A CVO-capable PSS server will typically add the payload bytes as defined in this clause to the last RTP packet in each group of packets which make up a key frame (I-frame or IDR picture in H.264). The PSS server may also add the payload bytes onto the last RTP packet in each group of packets which make up another type of frame (e.g. a P-Frame) only if the current value is different from the previous value sent.

If this is the only header extension present, a total of 8 bytes are appended to the RTP header, and the last packet in the sequence of RTP packets is marked with both the marker bit and the Extension bit, as defined in RFC3550 [9].

6.3 HTTP over TCP/IP

The IETF TCP provides reliable transport of data over IP networks, but with no delay guarantees.

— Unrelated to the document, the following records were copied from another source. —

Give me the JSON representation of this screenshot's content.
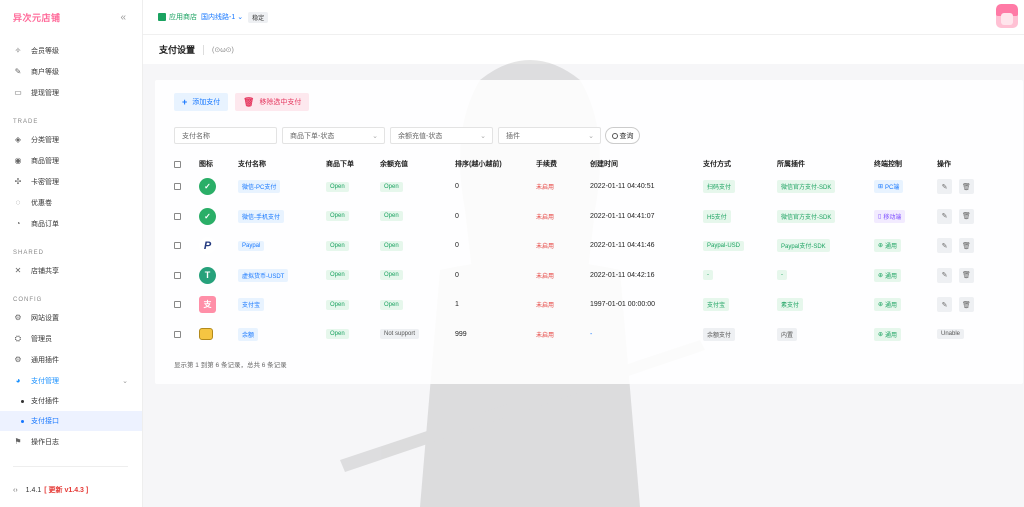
{
  "sidebar": {
    "brand": "异次元店铺",
    "items_top": [
      {
        "label": "会员等级",
        "icon": "user-group-icon"
      },
      {
        "label": "商户等级",
        "icon": "merchant-icon"
      },
      {
        "label": "提现管理",
        "icon": "withdraw-icon"
      }
    ],
    "section_trade": "TRADE",
    "items_trade": [
      {
        "label": "分类管理",
        "icon": "category-icon"
      },
      {
        "label": "商品管理",
        "icon": "goods-icon"
      },
      {
        "label": "卡密管理",
        "icon": "card-icon"
      },
      {
        "label": "优惠卷",
        "icon": "coupon-icon"
      },
      {
        "label": "商品订单",
        "icon": "order-icon"
      }
    ],
    "section_shared": "SHARED",
    "items_shared": [
      {
        "label": "店铺共享",
        "icon": "share-icon"
      }
    ],
    "section_config": "CONFIG",
    "items_config": [
      {
        "label": "网站设置",
        "icon": "settings-icon"
      },
      {
        "label": "管理员",
        "icon": "admin-icon"
      },
      {
        "label": "通用插件",
        "icon": "plugin-icon"
      },
      {
        "label": "支付管理",
        "icon": "payment-icon"
      }
    ],
    "sub_items": [
      {
        "label": "支付插件"
      },
      {
        "label": "支付接口"
      }
    ],
    "log_item": {
      "label": "操作日志",
      "icon": "log-icon"
    },
    "version": "1.4.1",
    "update_label": "[ 更新 v1.4.3 ]"
  },
  "topbar": {
    "store_label": "应用商店",
    "line_label": "国内线路-1",
    "stable_badge": "稳定"
  },
  "titlebar": {
    "title": "支付设置",
    "kaomoji": "(⊙ω⊙)"
  },
  "toolbar": {
    "add_label": "添加支付",
    "delete_label": "移除选中支付"
  },
  "filters": {
    "name_placeholder": "支付名称",
    "order_status": "商品下单-状态",
    "balance_status": "余额充值-状态",
    "plugin": "插件",
    "search_label": "查询"
  },
  "table": {
    "headers": [
      "图标",
      "支付名称",
      "商品下单",
      "余额充值",
      "排序(越小越前)",
      "手续费",
      "创建时间",
      "支付方式",
      "所属插件",
      "终端控制",
      "操作"
    ],
    "rows": [
      {
        "icon": "wechat-icon",
        "name": "微信-PC支付",
        "order": "Open",
        "balance": "Open",
        "sort": "0",
        "fee": "未启用",
        "time": "2022-01-11 04:40:51",
        "method": "扫码支付",
        "plugin": "微信官方支付-SDK",
        "terminal": "PC端",
        "terminal_type": "blue",
        "terminal_icon": "windows-icon"
      },
      {
        "icon": "wechat-icon",
        "name": "微信-手机支付",
        "order": "Open",
        "balance": "Open",
        "sort": "0",
        "fee": "未启用",
        "time": "2022-01-11 04:41:07",
        "method": "H5支付",
        "plugin": "微信官方支付-SDK",
        "terminal": "移动端",
        "terminal_type": "purple",
        "terminal_icon": "mobile-icon"
      },
      {
        "icon": "paypal-icon",
        "name": "Paypal",
        "order": "Open",
        "balance": "Open",
        "sort": "0",
        "fee": "未启用",
        "time": "2022-01-11 04:41:46",
        "method": "Paypal-USD",
        "plugin": "Paypal支付-SDK",
        "terminal": "通用",
        "terminal_type": "green",
        "terminal_icon": "globe-icon"
      },
      {
        "icon": "usdt-icon",
        "name": "虚拟货币-USDT",
        "order": "Open",
        "balance": "Open",
        "sort": "0",
        "fee": "未启用",
        "time": "2022-01-11 04:42:16",
        "method": "-",
        "plugin": "-",
        "terminal": "通用",
        "terminal_type": "green",
        "terminal_icon": "globe-icon"
      },
      {
        "icon": "alipay-icon",
        "name": "支付宝",
        "order": "Open",
        "balance": "Open",
        "sort": "1",
        "fee": "未启用",
        "time": "1997-01-01 00:00:00",
        "method": "支付宝",
        "plugin": "素支付",
        "terminal": "通用",
        "terminal_type": "green",
        "terminal_icon": "globe-icon"
      },
      {
        "icon": "balance-icon",
        "name": "余额",
        "order": "Open",
        "balance": "Not support",
        "sort": "999",
        "fee": "未启用",
        "time": "-",
        "method": "余额支付",
        "plugin": "内置",
        "terminal": "通用",
        "terminal_type": "green",
        "terminal_icon": "globe-icon",
        "actions_label": "Unable"
      }
    ]
  },
  "footer_note": "显示第 1 到第 6 条记录，总共 6 条记录"
}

It is the preferred way for sending the scene description, text, bitmap graphics and still images. There is also need for an application protocol to control the transfer. The IETF HTTP [17] provides this functionality.

HTTP/TCP/IP transport shall be supported for:

– still images (see clause 7.5);

– bitmap graphics (see clause 7.6);

– synthetic audio (see clause 7.3A);

– vector graphics (see clause 7.7);

– text (see clause 7.8);

– timed text (see clause 7.9);

– HTML5 and related resources;

– presentation description (see clause 5.3.3).

HTTP/TCP/IP transport should be supported for:

– 3GP files for download, progressive download and Dynamic Adaptive Streaming over HTTP (see 3GPP TS 26.247 [112]).

Transport security in HTTP over TCP/IP is achieved using the HTTPS (Hypertext Transfer Protocol Secure) as specified in RFC2818 [105] and TLS as specified in TLS profile of Annex E in TS 33.310 [111]. In case secure delivery is desired, HTTPS and TLS should be used to authenticate the server and to ensure secure transport of the content from server to client.

6.4 Transport of RTSP

Transport of RTSP shall be supported according to RFC 2326 [5].